577 F.2d at 387. See also Robert L. Smith v. Norco Technical Services and Gulf States Utilities Co., No. 85-ERA-17, decision of the Secretary, October 2, 1987, slip op. at 4.

    As to the evidentiary ruling concerning Respondent's Exhibit 14, I find the ALJ's analysis and reliance on that exhibit, R. D. and O. at 5-6, warranted by the record, and upon consideration of the Complainant's reiterated arguments, find no basis to disturb the ALJ's determination.

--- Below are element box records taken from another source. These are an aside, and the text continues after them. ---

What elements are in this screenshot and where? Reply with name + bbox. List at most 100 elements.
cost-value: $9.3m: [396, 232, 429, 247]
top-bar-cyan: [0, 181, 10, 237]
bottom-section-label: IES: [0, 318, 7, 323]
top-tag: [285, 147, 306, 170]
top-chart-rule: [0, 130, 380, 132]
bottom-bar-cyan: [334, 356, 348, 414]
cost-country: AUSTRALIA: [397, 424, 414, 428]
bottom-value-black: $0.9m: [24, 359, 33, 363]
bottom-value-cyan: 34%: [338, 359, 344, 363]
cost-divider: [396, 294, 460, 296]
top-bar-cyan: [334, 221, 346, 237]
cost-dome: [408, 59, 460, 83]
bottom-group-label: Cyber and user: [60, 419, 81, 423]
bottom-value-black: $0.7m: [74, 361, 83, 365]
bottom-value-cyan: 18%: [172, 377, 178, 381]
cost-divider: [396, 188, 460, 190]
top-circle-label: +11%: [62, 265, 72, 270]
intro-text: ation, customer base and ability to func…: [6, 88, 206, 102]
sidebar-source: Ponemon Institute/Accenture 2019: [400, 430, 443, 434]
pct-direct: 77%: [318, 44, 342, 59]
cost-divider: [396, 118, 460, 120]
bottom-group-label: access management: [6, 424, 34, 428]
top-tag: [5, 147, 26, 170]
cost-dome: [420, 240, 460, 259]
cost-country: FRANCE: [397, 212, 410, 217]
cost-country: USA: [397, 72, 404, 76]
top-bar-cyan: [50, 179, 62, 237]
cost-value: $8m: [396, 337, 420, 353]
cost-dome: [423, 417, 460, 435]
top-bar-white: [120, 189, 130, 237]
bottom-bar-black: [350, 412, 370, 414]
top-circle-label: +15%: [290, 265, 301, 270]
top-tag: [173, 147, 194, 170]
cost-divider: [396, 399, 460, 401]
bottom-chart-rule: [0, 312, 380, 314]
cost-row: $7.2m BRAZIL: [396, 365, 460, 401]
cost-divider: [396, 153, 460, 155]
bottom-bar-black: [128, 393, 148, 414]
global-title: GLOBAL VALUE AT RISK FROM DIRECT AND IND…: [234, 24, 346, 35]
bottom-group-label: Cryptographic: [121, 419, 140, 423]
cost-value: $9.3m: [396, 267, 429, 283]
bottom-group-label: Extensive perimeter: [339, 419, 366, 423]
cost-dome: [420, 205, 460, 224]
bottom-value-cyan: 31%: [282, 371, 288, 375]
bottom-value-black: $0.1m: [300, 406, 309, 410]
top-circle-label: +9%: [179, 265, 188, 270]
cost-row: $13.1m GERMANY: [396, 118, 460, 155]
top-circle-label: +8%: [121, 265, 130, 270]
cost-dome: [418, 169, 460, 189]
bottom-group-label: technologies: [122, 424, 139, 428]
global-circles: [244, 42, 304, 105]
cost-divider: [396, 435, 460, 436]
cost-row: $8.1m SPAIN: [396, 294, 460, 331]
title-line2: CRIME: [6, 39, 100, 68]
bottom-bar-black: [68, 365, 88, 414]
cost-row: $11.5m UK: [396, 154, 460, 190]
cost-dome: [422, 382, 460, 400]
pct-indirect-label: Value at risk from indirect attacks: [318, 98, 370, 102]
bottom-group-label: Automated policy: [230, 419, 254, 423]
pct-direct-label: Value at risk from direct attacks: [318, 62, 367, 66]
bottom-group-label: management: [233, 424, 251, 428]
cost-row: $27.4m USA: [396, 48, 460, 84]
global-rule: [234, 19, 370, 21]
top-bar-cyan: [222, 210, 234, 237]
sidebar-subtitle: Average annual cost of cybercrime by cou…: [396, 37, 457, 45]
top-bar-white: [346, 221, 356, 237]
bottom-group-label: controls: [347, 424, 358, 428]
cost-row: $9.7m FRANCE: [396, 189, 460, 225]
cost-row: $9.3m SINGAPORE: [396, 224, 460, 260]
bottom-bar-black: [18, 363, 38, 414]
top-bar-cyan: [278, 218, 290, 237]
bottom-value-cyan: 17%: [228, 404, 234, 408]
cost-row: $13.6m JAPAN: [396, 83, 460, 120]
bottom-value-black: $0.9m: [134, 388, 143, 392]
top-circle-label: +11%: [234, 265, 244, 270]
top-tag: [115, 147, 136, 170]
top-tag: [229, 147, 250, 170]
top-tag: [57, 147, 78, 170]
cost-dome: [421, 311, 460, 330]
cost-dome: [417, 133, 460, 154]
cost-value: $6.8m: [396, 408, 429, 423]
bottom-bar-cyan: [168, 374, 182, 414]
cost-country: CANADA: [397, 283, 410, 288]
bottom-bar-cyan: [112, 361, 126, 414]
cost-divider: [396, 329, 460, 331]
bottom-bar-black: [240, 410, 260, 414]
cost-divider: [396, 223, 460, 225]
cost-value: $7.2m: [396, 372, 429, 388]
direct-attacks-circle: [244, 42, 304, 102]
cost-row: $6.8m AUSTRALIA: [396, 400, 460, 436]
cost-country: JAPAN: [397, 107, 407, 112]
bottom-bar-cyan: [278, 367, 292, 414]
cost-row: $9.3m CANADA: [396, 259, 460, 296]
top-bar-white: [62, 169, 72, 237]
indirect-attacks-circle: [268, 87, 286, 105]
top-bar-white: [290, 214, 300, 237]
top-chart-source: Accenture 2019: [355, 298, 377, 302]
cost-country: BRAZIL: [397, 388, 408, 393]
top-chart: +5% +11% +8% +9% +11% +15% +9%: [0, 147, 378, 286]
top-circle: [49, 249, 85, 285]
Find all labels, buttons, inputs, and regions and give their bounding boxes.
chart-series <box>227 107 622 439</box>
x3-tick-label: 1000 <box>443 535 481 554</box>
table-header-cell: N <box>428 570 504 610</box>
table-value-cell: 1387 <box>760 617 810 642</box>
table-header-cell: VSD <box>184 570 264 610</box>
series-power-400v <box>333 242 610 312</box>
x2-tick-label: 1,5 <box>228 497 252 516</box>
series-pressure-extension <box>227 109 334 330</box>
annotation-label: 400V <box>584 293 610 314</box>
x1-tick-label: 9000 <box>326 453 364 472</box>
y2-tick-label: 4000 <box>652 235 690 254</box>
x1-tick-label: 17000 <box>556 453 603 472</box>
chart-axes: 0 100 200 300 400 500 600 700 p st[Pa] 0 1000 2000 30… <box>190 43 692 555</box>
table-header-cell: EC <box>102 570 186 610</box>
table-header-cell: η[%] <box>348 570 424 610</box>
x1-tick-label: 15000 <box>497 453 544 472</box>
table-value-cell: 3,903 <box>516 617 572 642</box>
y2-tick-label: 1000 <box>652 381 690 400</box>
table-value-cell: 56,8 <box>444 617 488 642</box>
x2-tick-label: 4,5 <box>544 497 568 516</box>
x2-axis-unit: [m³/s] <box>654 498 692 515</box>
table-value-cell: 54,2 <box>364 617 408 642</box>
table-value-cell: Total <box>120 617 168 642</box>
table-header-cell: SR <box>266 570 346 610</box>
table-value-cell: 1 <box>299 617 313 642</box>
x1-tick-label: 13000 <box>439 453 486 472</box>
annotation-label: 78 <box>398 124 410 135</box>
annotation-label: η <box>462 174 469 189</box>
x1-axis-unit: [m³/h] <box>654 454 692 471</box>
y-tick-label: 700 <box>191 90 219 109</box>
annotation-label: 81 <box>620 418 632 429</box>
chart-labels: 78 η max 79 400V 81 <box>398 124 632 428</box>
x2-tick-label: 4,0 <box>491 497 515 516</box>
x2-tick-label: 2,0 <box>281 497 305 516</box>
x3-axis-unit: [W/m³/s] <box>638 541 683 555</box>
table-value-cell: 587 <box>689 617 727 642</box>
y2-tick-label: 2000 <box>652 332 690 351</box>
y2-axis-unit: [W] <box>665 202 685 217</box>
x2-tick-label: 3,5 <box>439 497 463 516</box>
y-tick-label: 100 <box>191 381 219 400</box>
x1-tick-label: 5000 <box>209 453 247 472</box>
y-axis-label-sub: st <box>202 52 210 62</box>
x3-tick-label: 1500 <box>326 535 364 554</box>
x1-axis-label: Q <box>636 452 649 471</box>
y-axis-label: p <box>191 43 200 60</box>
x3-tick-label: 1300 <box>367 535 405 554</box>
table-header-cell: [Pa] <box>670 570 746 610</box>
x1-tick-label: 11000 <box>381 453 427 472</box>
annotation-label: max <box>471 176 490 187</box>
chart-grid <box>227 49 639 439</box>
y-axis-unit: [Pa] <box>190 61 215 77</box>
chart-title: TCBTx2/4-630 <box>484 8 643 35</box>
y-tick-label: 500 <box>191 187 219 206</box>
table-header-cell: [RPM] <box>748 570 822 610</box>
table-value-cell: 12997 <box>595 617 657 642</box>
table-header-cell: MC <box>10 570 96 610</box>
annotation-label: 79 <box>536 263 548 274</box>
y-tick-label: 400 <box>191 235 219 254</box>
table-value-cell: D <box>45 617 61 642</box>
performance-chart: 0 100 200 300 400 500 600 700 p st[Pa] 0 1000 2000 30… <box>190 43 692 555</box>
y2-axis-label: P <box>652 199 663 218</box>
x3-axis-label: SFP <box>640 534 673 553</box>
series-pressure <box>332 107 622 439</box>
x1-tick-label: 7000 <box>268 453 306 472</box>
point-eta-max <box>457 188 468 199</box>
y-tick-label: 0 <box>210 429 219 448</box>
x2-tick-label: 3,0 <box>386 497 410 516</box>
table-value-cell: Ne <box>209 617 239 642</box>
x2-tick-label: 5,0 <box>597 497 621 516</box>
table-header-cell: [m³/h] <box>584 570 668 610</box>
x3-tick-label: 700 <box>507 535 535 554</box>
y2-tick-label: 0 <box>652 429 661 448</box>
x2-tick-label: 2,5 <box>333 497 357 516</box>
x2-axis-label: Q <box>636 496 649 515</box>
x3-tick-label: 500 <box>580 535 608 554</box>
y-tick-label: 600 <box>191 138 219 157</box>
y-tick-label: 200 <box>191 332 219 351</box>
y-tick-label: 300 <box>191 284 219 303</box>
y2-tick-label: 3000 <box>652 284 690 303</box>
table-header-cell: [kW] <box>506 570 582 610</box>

    Accordingly, I adopt the Administrative Law Judge's Recommended Decision and order and the complaint IS DENIED.

    SO ORDERED.

       ANN MCLAUGHLIN
       Secretary of Labor

Washington, D.C.

[ENDNOTES]

1 In any event, I have reviewed the Complainant's "Response to Respondent's Opposition." Complainant does not present clear and convincing evidence that a witness has given testimony in Blake v. Hatfield Electric Co., No. 87-ERA-4, so inconsistent with his testimony here that it raises the likelihood that prejury has been committed. Complainant has thus not established that the Administrative Law Judge's findings on the critical issues in this case are tainted by perjured testimony and that reopening of the record would be appropriate.